Quand le temps s'arrête



 


Ce matin.
La fenêtre ouverte sur le jardin laisse entrer l'odeur d'un vieil automne qui craquèle la terre. Une odeur de mousse et d'écorce humide, de lichen et de feu de bois.
Le rideau se soulève sous la houle d'un léger vent frais. Il faut bien aérer, même quand il fait froid.
Soudain... une feuille craque. Un ombre passe...

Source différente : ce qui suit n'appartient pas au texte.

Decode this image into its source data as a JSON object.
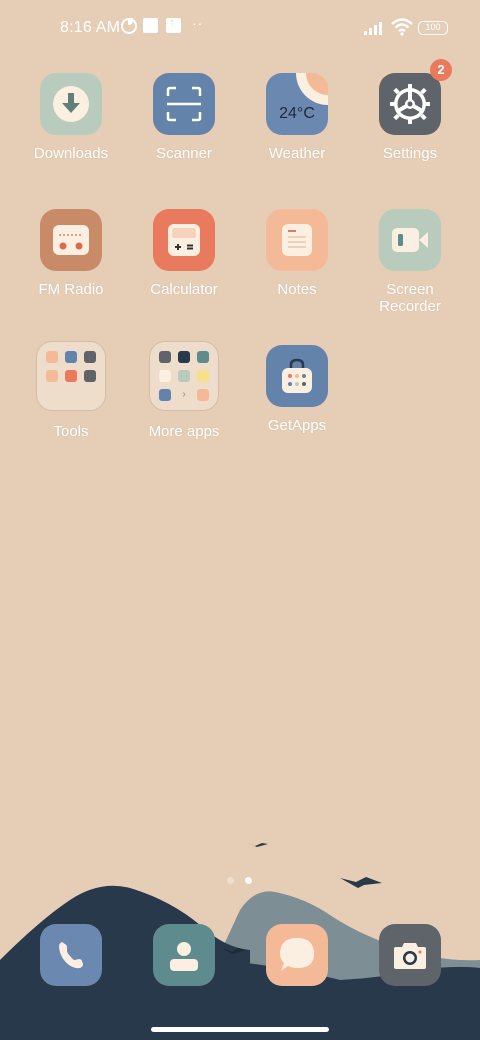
{
  "status_bar": {
    "time": "8:16 AM",
    "more": "··",
    "battery": "100",
    "icons": [
      "data-saver-icon",
      "notification-square-icon",
      "upload-icon",
      "signal-icon",
      "wifi-icon",
      "battery-icon"
    ]
  },
  "apps": [
    {
      "label": "Downloads",
      "icon": "download-icon",
      "color": "#b9cbbd"
    },
    {
      "label": "Scanner",
      "icon": "scanner-icon",
      "color": "#6483ab"
    },
    {
      "label": "Weather",
      "icon": "weather-icon",
      "color": "#6a88b0",
      "temp": "24°C"
    },
    {
      "label": "Settings",
      "icon": "gear-icon",
      "color": "#5e6469",
      "badge": "2"
    },
    {
      "label": "FM Radio",
      "icon": "radio-icon",
      "color": "#c98a68"
    },
    {
      "label": "Calculator",
      "icon": "calculator-icon",
      "color": "#ea7a5e"
    },
    {
      "label": "Notes",
      "icon": "notes-icon",
      "color": "#f4b996"
    },
    {
      "label": "Screen Recorder",
      "icon": "video-camera-icon",
      "color": "#b9cbbd"
    },
    {
      "label": "Tools",
      "icon": "folder-icon"
    },
    {
      "label": "More apps",
      "icon": "folder-icon"
    },
    {
      "label": "GetApps",
      "icon": "shopping-bag-icon",
      "color": "#6483ab"
    }
  ],
  "dock": [
    {
      "name": "phone",
      "icon": "phone-icon",
      "color": "#6a88b0"
    },
    {
      "name": "contacts",
      "icon": "contact-icon",
      "color": "#5e8b8e"
    },
    {
      "name": "messages",
      "icon": "chat-bubble-icon",
      "color": "#f4b996"
    },
    {
      "name": "camera",
      "icon": "camera-icon",
      "color": "#5e6469"
    }
  ],
  "page_indicator": {
    "pages": 2,
    "current": 2
  },
  "colors": {
    "wallpaper": "#e6ceb6",
    "badge": "#ea7a5e",
    "mountain_dark": "#27394a",
    "mountain_mid": "#7e8e95"
  }
}
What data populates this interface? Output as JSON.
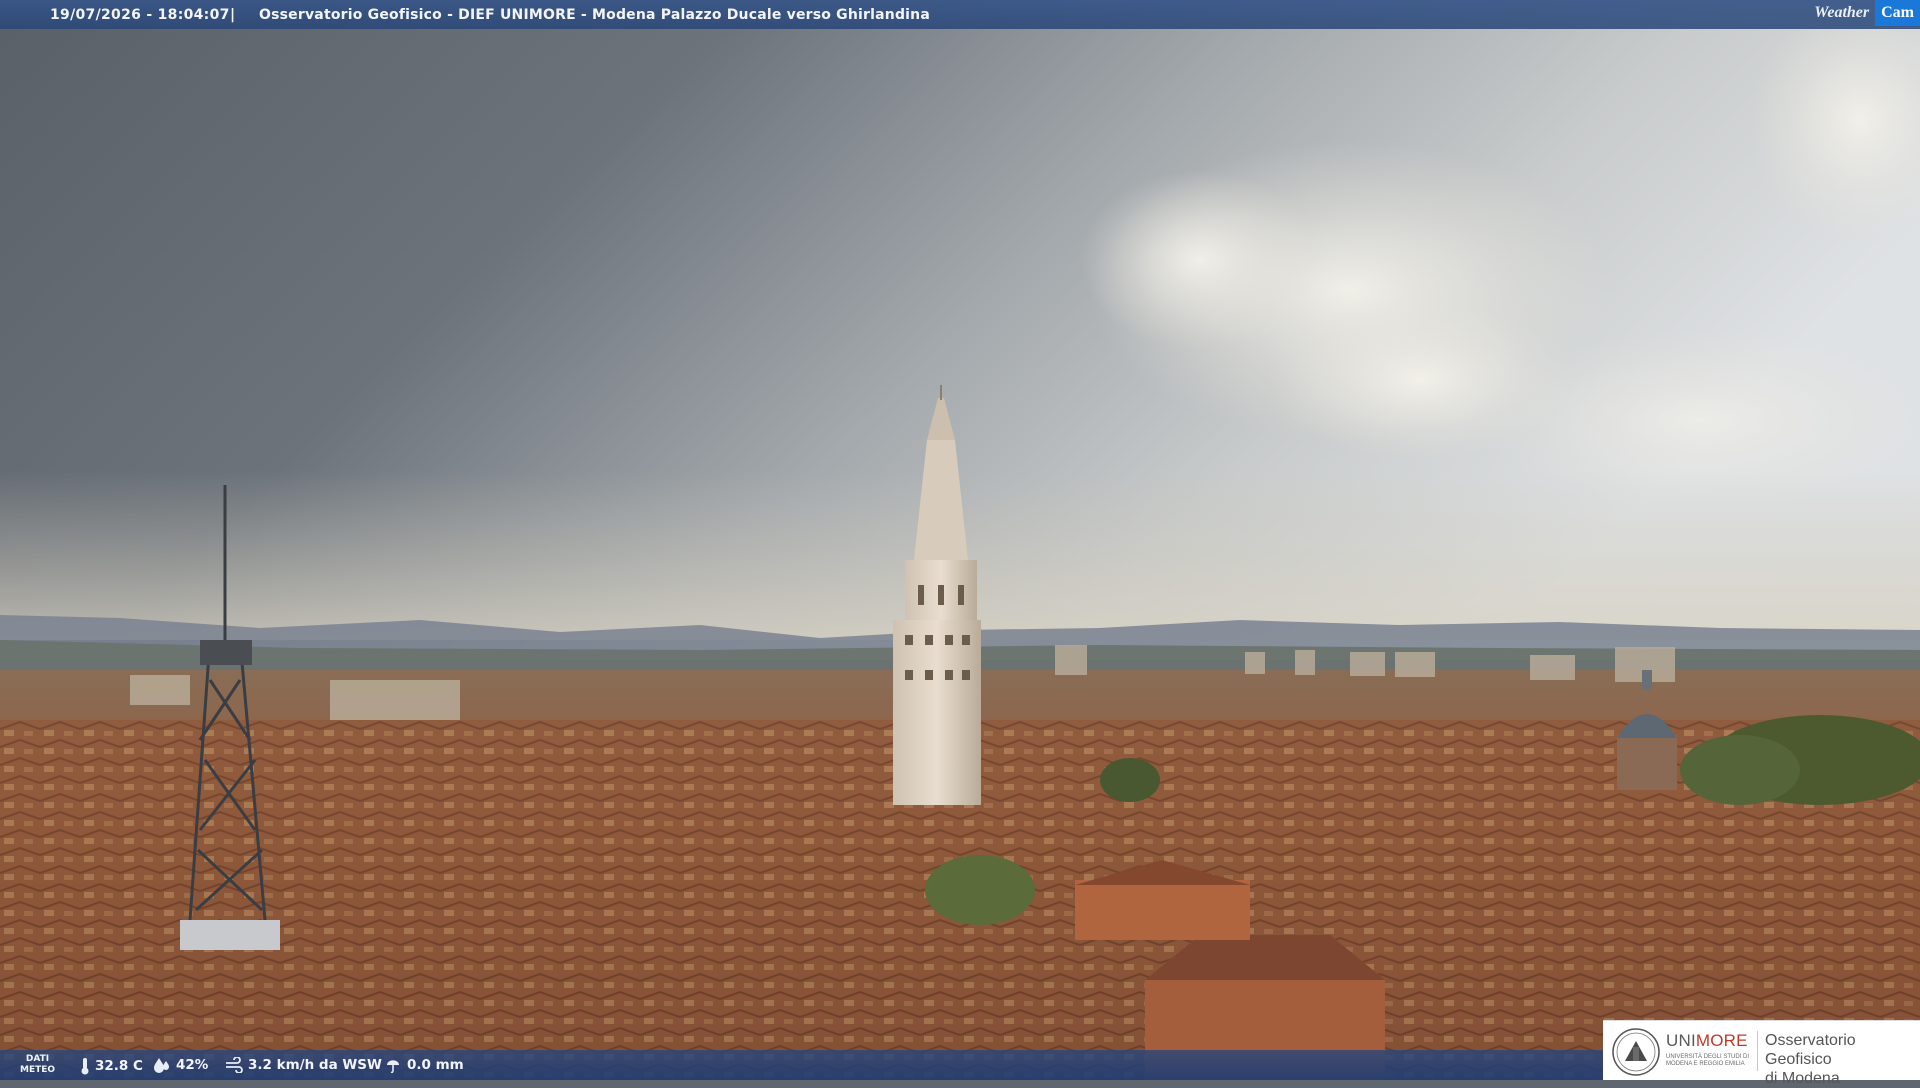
{
  "header": {
    "timestamp": "19/07/2026 - 18:04:07",
    "separator": "|",
    "title": "Osservatorio Geofisico - DIEF UNIMORE - Modena Palazzo Ducale verso Ghirlandina",
    "brand_weather": "Weather",
    "brand_cam": "Cam"
  },
  "weather": {
    "label_line1": "DATI",
    "label_line2": "METEO",
    "temperature": "32.8 C",
    "humidity": "42%",
    "wind": "3.2 km/h da WSW",
    "rain": "0.0 mm",
    "icons": [
      "thermometer-icon",
      "humidity-drop-icon",
      "wind-icon",
      "rain-gauge-icon"
    ]
  },
  "logo": {
    "name_part1": "UNI",
    "name_part2": "MORE",
    "subtitle": "UNIVERSITÀ DEGLI STUDI DI MODENA E REGGIO EMILIA",
    "observatory_line1": "Osservatorio Geofisico",
    "observatory_line2": "di Modena"
  },
  "colors": {
    "bar_blue": "#2e5a9e",
    "cam_blue": "#1a78d8",
    "unimore_red": "#c0392b",
    "roof_terracotta": "#9c5a3a",
    "sky_grey": "#6f767e"
  }
}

Ooooh ! Mais que tu es mignon ! D'où viens-tu, toi qui ne sait rien des hommes et de leur monde fourbu ? Que fais-tu là, si près de notre maison ? 
Tu grignotes avec précaution, à côté du rhododendron. Un brin d'herbe ? Un gland ? Tu n'as pas l'air très goulu...

Tes oreilles sont deux paraboles qui captent le moindre son. Ta babine blanche te donne un air espiègle. Tu n'oublies pas de te mettre aux aguets., régulièrement, comme te l'a appris ta maman.  Ne t'inquiète pas : ici aucun chasseur ne pointe vers toi le feu de la mort.  Il y a juste deux imbéciles heureux qui te contemplent sans rien dire. La joie sait se poser sur les coeurs, quand le temps s'arrête. Elle n'a pas besoin de paroles. Le prodige est là, dans l'instant.

Tu regardes vers moi. Le clic-clac de l'appareil ne te fait pas fuir, mais il t'interpelle par moment, il me semble... Ce que tu restes longtemps ! C'est un vrai cadeau que tu nous fais. Ça doit faire cinq bonnes minutes que tu as investi ce coin du jardin, et ta présence lui a donné comme une lumière différente, sous le ciel plombé de novembre. 
Et puis soudain. Pfft ! Tu repars dans la colline. Comme tu es venu. Furtivement, tel un feu follet. Inconscient d'avoir semé tant de gratitude sous ses pattes frêles.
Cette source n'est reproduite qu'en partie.